Growth of an Mo2C Layer on Mo Surface During Carburization
This example uses the thermodynamic TCS Mo-based Alloys Database (TCMO) and its compatible TCS Mo-based Alloys Mobility Database (MOBMO) with the Add-on Diffusion Module (DICTRA) to study layer growth on a surface during carburization.
Read more about the Diffusion Module (DICTRA) on our website. There is also a Getting Started with the Diffusion Module (DICTRA) page available. If you are in Thermo‑Calc, press F1 to search the help to learn about the available settings included with the Add-on Module.
The inward diffusion of carbon into Mo-based alloys during carburization can lead to the formation of Mo carbides due to the low solubility of carbon in the metal matrix. Within the Mo2C layer, carbon diffusivity is significantly higher than that of molybdenum, resulting in the primary inward growth of the Mo2C layer. Consequently, this growth process can be considered as occurring in a closed system.

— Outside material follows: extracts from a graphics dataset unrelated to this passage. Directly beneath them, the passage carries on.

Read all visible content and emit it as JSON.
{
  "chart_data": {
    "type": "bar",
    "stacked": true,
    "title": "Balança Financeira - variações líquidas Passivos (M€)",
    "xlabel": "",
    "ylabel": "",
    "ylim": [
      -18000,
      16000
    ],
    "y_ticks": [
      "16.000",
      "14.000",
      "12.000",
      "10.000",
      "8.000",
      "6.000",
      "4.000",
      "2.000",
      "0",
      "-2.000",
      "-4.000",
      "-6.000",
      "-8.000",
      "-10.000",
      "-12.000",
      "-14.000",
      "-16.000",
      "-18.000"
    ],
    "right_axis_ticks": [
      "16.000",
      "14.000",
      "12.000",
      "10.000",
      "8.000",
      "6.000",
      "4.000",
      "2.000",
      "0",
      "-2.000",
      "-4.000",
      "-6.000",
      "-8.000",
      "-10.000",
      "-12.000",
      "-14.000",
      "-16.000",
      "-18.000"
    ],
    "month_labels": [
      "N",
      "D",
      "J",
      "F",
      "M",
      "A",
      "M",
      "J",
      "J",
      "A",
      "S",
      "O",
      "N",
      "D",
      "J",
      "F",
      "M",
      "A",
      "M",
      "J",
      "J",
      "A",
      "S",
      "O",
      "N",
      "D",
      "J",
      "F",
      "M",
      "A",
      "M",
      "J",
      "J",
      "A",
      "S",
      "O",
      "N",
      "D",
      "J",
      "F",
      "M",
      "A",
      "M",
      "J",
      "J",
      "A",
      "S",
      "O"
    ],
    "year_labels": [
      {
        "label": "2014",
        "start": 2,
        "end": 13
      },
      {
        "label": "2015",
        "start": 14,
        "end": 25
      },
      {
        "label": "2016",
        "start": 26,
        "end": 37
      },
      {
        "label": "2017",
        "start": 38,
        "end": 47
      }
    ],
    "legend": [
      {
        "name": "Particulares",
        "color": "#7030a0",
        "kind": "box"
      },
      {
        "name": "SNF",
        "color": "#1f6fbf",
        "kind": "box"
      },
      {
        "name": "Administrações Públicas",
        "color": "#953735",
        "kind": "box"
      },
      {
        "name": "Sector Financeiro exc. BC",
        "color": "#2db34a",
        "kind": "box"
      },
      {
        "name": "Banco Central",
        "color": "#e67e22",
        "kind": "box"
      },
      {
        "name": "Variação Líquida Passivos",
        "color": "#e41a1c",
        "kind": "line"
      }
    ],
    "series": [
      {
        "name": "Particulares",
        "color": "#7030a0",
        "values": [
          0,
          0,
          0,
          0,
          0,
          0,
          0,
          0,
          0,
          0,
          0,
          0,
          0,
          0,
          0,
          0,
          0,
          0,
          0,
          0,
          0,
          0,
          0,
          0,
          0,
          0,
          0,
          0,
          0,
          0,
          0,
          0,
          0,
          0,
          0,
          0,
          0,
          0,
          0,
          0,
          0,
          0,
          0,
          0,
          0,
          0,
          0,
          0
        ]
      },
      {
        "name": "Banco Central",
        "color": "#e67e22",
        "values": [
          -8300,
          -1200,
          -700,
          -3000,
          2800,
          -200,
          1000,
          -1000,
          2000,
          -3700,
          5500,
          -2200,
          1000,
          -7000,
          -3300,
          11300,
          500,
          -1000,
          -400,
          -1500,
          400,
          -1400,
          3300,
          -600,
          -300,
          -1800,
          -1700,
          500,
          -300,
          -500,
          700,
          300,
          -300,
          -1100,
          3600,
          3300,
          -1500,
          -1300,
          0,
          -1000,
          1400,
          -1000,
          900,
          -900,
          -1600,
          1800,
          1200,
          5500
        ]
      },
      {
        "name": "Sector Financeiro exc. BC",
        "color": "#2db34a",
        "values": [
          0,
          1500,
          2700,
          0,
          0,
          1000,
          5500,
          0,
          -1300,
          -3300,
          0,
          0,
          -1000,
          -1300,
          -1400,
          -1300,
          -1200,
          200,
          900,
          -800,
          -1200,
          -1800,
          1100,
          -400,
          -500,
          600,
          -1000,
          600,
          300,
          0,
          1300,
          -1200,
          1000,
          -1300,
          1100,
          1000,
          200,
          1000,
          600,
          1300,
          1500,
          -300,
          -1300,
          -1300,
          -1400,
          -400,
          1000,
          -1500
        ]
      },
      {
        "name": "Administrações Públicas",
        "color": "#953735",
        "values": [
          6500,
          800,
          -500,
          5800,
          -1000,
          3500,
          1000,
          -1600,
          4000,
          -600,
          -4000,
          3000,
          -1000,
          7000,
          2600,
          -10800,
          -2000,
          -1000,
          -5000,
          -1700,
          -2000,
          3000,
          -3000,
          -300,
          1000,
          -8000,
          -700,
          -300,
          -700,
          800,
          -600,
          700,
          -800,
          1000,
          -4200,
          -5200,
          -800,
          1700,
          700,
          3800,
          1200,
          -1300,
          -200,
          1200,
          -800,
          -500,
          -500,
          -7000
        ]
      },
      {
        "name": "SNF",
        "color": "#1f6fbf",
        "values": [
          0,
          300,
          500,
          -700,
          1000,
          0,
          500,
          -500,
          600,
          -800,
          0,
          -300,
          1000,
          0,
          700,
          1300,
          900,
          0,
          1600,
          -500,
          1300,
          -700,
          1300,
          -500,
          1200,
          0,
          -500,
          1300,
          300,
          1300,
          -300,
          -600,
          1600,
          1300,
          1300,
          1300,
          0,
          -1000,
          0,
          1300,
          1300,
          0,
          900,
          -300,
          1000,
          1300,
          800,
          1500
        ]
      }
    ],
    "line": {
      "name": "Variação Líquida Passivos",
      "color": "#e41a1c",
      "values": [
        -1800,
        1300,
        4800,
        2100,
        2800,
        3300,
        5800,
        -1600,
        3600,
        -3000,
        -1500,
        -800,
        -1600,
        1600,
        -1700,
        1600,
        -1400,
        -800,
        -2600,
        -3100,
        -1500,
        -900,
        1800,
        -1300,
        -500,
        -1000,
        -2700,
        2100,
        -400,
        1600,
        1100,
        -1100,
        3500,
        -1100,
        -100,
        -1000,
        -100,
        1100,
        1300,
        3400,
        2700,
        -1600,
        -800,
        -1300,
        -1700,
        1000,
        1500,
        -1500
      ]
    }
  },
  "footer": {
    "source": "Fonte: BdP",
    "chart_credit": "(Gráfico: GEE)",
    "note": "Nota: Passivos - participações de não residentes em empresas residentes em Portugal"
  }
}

The following example shows the results from the Diffusion Module (DICTRA) simulation of pure Mo metal exposed to a carbon dioxide-containing gas atmosphere by using the most recent versions of the Mo-based databases (TCMO2 and MOBMO2).
The growth of Mo2C layer is simulated with a boundary condition of acrC=1 using the moving boundary model, with a temperature range of 1273-1673 K for 64 h.
Figure 1: The simulated growth of Mo2C layer on the Mo surface with a boundary condition of acr(C)=1 using the moving boundary model, with a temperature range of 1273-1373 K for 64 h, compared with the experimental data from [1983Ros].
Figure 2: The simulated growth of Mo2C layer on the Mo surface with a boundary condition of acr(C)=1 using the moving boundary model, with a temperature range of 1473-1673 K for 64 h, compared with the experimental data from [1983Ros].
Reference
[1983Ros] C. J. Rosa, Carbon diffusion in Mo2C as determined from carburization of Mo. Metall. Trans. A. 14, 199–202 (1983).